— Глупенький ты, Якуня.
— А может, умненький? — и добродушно засмеется.
С виду не поймешь, сколько лет Якуне. Волосом не сед, походка у него легкая, спина прямая и никогда не болит, лицо безбородое, надень платок — и будет баба.
— Сколько тебе лет, Якуня?
— Не знаю. Бог мои летики считает.
В заводе могут сказать только одно, что годов пастуху много, нет его старше в Дуванском.
— Ровесников давно на кладбище снесли, а он вот живет и про смерть не думает. Лет, чай, под сто, мы его всегда таким знали.
— Не стариком же он родился?
— Каким родился, ему и ведомо, а на наших глазах Якуня не стар, не молод, в одном теле.
Было правдой, что пастух родился раньше Дуванского завода. Он помнил те времена, когда на месте Дуванского стоял лес, река Ирень не ложилась широким прудом, а бежала напропалую, и жилья человечьего было двадцать пять домов. Промышляли они хлебопашеством и охотой. Якуня никогда не пахал земли и не носил ружья; он с детства пошел подпаском и до сей поры несменяемый пастух. На его глазах выстроили завод, Ирень перехватили плотиной, вокруг вырубили леса. Вместо двадцати пяти домов стало пятьсот, а у Якуни сильно прибавилось стадо.
Катилась жизнь куда-то, люди изменились, полюбили заводы, чугун, руду, огонь, а Якуня все продолжал любить леса, пастбища, чистую резвую Ирень, тишину, когда издалека слышны кутасы коров. Вот из-за этого и решили, что он глупенький.
А еще из-за того, что сняли люди домотканые сермяги и начали носить фабричную материю, завели себе гармони, сапоги, а Якуня остался и в лаптях, и в армяке, и признавал за музыку только гусли да свою пастушескую дудку. Не научился он пить ни водку, ни чай, утолял свою жажду холодной водой и квасом.
Милехин Степа удил рыбу около заводской плотины, рядом молчал завод, а вдали, среди гор, шумно, радостно наигрывал Якуня.
— Тешится дядька, — ворчал парнишка, прислушиваясь к задорным переливам дудки.

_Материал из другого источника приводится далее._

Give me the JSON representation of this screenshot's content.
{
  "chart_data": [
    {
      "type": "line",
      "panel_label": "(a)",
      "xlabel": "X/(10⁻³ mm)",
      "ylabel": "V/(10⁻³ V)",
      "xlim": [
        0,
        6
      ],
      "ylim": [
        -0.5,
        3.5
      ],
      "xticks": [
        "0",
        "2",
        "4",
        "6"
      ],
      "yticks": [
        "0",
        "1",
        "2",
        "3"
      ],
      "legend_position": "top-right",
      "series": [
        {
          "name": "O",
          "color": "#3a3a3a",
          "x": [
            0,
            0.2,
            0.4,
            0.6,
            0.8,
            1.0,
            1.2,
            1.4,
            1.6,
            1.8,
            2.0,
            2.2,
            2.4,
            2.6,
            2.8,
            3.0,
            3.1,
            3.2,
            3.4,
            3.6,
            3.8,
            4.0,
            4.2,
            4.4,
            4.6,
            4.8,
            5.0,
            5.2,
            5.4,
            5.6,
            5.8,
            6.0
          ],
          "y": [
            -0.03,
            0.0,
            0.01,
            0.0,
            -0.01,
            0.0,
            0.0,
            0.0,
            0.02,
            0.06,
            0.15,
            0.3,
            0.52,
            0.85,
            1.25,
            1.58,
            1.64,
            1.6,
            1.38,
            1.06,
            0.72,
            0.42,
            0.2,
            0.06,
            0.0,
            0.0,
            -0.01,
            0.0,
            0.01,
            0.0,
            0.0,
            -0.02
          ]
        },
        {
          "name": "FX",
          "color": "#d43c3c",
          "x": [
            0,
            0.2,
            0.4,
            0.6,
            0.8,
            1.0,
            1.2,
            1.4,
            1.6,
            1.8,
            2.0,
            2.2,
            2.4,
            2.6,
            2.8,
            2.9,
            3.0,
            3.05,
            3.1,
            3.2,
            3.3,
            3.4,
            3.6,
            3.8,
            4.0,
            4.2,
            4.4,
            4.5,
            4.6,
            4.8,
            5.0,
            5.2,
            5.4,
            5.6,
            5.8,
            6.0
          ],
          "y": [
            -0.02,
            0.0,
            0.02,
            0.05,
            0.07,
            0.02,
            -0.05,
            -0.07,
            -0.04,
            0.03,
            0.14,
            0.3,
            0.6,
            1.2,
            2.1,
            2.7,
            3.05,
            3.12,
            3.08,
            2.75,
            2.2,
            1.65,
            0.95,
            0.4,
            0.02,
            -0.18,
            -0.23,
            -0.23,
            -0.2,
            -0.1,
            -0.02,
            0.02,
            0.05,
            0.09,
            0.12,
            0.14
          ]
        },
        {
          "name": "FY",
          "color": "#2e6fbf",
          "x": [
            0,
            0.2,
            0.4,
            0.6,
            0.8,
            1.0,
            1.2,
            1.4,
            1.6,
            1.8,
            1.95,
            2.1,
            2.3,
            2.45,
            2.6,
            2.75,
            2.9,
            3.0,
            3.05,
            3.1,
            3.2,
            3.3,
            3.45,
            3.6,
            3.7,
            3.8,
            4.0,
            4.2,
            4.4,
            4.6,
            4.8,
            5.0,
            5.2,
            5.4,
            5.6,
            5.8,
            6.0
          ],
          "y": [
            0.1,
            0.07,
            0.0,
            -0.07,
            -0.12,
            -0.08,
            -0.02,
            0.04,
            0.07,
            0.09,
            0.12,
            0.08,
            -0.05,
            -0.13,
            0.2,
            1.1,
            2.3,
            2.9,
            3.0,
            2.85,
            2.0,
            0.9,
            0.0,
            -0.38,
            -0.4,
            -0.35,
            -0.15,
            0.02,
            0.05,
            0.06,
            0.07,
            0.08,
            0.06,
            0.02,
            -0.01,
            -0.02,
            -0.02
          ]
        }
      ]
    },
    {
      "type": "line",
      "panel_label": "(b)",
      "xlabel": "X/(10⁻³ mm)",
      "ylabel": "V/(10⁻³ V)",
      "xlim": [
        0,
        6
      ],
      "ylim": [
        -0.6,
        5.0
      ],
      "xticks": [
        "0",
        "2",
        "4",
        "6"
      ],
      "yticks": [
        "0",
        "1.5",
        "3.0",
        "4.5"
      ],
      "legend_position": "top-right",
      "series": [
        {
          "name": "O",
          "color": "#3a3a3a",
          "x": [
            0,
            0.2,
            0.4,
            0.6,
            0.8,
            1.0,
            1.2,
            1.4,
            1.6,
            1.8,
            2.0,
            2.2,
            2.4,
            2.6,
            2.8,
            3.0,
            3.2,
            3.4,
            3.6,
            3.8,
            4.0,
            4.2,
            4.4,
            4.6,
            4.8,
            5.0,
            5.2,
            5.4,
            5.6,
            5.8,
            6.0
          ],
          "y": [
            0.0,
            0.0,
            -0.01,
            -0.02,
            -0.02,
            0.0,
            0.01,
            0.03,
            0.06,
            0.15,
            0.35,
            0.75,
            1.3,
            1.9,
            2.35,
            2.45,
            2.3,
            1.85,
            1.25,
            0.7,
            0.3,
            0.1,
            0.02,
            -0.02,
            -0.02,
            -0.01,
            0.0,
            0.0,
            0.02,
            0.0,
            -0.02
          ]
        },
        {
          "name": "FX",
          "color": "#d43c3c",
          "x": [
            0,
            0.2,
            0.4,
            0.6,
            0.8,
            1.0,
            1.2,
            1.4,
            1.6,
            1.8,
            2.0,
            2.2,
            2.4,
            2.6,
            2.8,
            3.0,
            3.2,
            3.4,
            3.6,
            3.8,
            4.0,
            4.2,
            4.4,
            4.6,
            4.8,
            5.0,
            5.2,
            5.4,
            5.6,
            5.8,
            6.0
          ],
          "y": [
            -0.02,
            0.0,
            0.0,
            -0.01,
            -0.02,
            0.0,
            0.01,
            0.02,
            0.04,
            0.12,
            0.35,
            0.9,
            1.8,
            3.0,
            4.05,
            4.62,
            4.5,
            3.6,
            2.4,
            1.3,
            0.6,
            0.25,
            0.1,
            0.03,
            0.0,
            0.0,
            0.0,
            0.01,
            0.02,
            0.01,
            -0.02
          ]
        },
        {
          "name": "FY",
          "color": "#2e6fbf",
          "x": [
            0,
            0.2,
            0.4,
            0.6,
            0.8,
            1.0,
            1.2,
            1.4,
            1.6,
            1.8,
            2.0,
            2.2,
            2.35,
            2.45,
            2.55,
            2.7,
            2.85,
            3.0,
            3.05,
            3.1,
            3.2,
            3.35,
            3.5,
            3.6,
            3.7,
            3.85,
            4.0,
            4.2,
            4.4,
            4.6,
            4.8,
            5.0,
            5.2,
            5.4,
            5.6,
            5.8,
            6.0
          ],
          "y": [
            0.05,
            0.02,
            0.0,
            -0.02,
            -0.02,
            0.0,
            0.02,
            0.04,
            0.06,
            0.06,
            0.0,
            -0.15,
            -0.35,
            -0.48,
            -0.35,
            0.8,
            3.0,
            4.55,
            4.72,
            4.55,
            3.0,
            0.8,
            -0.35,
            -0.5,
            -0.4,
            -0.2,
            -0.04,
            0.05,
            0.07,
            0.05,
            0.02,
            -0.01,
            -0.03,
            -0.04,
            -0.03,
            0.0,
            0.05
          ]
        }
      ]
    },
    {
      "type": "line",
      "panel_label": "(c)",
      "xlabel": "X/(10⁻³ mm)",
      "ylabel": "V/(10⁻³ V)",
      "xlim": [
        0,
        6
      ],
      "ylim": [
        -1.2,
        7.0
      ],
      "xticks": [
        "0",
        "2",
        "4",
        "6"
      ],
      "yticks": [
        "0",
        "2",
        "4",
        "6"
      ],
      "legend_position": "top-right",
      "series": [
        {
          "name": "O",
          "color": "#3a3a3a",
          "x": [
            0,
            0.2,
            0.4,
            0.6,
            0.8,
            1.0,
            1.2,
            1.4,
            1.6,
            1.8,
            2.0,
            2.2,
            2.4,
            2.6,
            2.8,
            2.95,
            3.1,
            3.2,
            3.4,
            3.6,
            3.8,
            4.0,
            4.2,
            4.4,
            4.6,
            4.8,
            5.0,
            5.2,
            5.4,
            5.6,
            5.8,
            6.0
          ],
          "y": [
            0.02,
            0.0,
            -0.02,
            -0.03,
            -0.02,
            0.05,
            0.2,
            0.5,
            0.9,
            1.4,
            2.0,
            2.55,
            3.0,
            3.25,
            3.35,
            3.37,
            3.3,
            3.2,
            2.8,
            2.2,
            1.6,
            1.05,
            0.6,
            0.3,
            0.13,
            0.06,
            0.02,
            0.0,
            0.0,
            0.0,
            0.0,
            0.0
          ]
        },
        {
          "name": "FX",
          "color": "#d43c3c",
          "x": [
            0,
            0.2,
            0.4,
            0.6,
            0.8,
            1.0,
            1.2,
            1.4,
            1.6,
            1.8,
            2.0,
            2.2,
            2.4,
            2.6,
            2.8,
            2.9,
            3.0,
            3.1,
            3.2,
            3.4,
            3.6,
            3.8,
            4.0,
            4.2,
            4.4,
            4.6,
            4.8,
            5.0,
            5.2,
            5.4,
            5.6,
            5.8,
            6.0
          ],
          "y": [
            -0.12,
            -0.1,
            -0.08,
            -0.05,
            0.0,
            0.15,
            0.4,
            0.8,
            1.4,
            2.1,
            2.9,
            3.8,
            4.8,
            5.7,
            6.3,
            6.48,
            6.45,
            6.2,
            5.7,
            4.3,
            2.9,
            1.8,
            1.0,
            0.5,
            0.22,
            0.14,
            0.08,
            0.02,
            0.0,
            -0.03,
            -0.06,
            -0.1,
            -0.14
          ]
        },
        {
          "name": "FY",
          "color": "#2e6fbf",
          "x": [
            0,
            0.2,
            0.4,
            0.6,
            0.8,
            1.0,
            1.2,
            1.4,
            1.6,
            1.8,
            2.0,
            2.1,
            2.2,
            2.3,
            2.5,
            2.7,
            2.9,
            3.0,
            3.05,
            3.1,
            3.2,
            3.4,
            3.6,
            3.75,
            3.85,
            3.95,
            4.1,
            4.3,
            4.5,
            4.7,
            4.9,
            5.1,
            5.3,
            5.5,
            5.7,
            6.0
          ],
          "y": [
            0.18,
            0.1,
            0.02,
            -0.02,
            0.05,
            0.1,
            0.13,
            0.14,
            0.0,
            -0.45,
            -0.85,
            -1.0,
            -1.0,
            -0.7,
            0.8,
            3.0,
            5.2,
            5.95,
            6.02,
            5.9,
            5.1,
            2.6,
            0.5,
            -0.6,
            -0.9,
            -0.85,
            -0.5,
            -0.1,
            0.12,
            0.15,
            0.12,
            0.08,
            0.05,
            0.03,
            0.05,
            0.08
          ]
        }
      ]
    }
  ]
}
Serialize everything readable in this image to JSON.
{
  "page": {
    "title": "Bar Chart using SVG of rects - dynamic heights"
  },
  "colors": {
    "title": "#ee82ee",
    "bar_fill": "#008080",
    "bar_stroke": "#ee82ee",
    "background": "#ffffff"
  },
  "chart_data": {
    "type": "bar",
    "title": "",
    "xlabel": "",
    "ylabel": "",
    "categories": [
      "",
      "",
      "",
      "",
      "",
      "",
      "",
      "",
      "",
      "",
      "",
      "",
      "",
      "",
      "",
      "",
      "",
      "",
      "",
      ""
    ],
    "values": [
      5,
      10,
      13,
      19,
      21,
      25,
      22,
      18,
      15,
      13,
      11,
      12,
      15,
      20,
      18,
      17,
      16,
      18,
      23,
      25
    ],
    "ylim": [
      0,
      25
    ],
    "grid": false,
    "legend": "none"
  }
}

Тоска щемила ему сердце. Он еще не работал в заводе, молод, но привязан к нему всей душой, и ему страшно представить, что больше никогда не запоет в Дуванском гудок, не вспыхнет в ночном небе зарево доменной печи, в первое же половодье ярая Ирень снесет плотину, заводской пруд уйдет, умчит всю рыбу. По узкоколейке не побегут поезда с чугунной болванкой, пожалуй, совсем заглохнет, зарастет травой дорога, тогда Якуня выгонит на нее коровье стадо и будет тешиться своей дудкой.
Напрасно мечтал Степа уехать по этой дороге в город — Свердловск или Пермь, — купить там большую гармонь с серебряными колокольчиками и потом играть на шумной плотине, где гуляет заводская молодежь.
Ничего не придется ему. Нет.
До вечера просидел Степа со своими думами, пропустил мимо сытое стадо и остановил Якуню:
— С чего ты надрывался целый день?
— Иди ко мне в пастушонки, и ты будешь надрываться.